I think it’s worth pointing out one technical ‘caveat’: the agent should get utility 0 *on all future timesteps* as soon as it takes an action other than the one specified by the policy. We say the agent gets reward 1: “if and only if its history is an element of the set H”, *not* iff “the policy would take action a given history h”. Without this caveat, I think the agent might take other actions in order to capture more future utility (e.g. to avoid terminal states). [Side-note (SN): this relates to a question I asked ~10days ago about whether decision theories and/or policies need to specify actions for impossible histories.]
My main point, however, is that I think you could do some steelmanning here and recover most of the arguments you are criticizing (based on complexity arguments). TBC, I think the thesis (i.e. the title) is a correct and HIGHLY valuable point! But I think there are still good arguments for intelligence strongly suggesting some level of “goal-directed behavior”. e.g. it’s probably physically impossible to implement policies (over histories) that are effectively random, since they look like look-up tables that are larger than the physical universe. So when we build AIs, we are building things that aren’t at that extreme end of the spectrum. Eliezer has a nice analogy in a comment on one of Paul’s posts (I think), about an agent that behaves like it understands math, except that it thinks 2+2=5. You don’t have to believe the extreme version of this view to believe that it’s harder to build agents that aren’t coherent *in a more intuitively meaningful sense* (i.e. closer to caring about states, which is (I think, e.g. see Hutter’s work on state aggregation) equivalent to putting some sort of equivalence relation on histories).

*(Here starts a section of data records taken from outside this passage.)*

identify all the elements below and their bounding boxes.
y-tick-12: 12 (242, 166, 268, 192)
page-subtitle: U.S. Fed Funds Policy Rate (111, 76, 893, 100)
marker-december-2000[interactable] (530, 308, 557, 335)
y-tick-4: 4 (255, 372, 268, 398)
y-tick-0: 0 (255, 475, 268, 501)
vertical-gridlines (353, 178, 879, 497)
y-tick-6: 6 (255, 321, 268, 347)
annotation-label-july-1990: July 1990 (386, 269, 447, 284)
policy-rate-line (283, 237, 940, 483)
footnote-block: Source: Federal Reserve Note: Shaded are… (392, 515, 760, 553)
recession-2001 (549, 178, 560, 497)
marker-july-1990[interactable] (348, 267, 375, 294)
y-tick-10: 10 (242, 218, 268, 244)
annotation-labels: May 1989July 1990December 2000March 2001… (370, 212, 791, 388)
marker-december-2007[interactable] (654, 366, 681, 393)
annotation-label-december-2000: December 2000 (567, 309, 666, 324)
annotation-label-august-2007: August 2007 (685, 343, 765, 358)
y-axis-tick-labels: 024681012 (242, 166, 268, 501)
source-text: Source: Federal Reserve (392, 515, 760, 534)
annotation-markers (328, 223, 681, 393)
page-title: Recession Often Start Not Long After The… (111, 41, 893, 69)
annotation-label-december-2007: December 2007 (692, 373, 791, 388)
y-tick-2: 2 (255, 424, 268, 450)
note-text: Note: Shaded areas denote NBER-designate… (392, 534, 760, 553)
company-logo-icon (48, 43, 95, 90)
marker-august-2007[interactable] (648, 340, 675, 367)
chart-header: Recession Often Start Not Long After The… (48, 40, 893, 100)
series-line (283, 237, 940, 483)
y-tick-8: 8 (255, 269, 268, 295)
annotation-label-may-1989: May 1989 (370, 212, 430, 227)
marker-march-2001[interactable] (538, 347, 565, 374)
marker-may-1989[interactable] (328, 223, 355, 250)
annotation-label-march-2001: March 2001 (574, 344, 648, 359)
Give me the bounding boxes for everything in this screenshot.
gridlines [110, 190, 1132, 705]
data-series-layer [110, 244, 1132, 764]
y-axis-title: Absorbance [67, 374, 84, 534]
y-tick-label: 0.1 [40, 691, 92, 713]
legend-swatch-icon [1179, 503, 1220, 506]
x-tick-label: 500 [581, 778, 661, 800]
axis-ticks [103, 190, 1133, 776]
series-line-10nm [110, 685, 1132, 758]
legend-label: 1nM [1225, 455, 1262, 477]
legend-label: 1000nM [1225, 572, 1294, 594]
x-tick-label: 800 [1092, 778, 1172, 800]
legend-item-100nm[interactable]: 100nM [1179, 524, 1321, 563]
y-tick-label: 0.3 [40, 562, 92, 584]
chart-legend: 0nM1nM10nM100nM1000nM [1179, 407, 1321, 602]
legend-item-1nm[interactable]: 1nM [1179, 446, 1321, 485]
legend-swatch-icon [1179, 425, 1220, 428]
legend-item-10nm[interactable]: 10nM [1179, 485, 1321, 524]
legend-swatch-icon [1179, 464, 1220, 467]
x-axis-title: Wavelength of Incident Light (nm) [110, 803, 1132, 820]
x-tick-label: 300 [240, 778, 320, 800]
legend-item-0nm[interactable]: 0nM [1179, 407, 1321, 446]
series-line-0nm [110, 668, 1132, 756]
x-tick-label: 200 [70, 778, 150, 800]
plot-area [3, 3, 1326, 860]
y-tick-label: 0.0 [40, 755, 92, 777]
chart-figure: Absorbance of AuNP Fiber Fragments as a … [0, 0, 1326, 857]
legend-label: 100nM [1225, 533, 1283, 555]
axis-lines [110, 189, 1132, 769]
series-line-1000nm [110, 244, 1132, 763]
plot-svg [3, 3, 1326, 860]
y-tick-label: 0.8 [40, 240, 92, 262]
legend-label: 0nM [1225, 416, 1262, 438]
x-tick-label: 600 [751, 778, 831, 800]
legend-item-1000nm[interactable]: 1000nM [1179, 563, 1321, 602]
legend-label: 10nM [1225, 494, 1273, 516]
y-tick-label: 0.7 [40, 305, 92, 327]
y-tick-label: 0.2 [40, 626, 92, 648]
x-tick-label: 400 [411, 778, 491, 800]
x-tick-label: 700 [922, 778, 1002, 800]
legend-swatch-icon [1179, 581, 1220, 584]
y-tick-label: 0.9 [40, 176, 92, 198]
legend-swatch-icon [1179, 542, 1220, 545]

I also want to mention Laurent Orseau’s paper: “Agents and Devices: A Relative Definition of Agency”, which can be viewed as attempting to distinguish “real” agents from things that merely satisfy coherence via the construction in our paper.
Yes, good point. I think I was assuming an infinite horizon (i.e. no terminal states), for which either construction works.
That’s the next post in the sequence, though the arguments are different from the ones you bring up.
I mean, you could have the randomly twitching robot. But I agree with the broader point, I think, to the extent that it is the “economic efficiency” argument in the next post.
It seems likely the AI’s beliefs would be logically coherent whenever the corresponding human beliefs are logically coherent. This seems quite different from arguing that the AI has a goal.
Yeah it looks like maybe the same argument just expressed very differently? Like, I think the “coherence implies goal-directedness” argument basically goes through if you just consider computational complexity, but I’m still not sure if you agree? (maybe I’m being way to vague)
Or maybe I want a stronger conclusion? I’d like to say something like “REAL, GENERAL intelligence” REQUIRES goal-directed behavior (given the physical limitations of the real world). It seems like maybe our disagreement (if there is one) is around how much departure from goal-directed-ness is feasible / desirable and/or how much we expect such departures to affect performance (the trade-off also gets worse for more intelligent systems).
Yeah, it’s definitely only an *analogy* (in my mind), but I find it pretty compelling *shrug.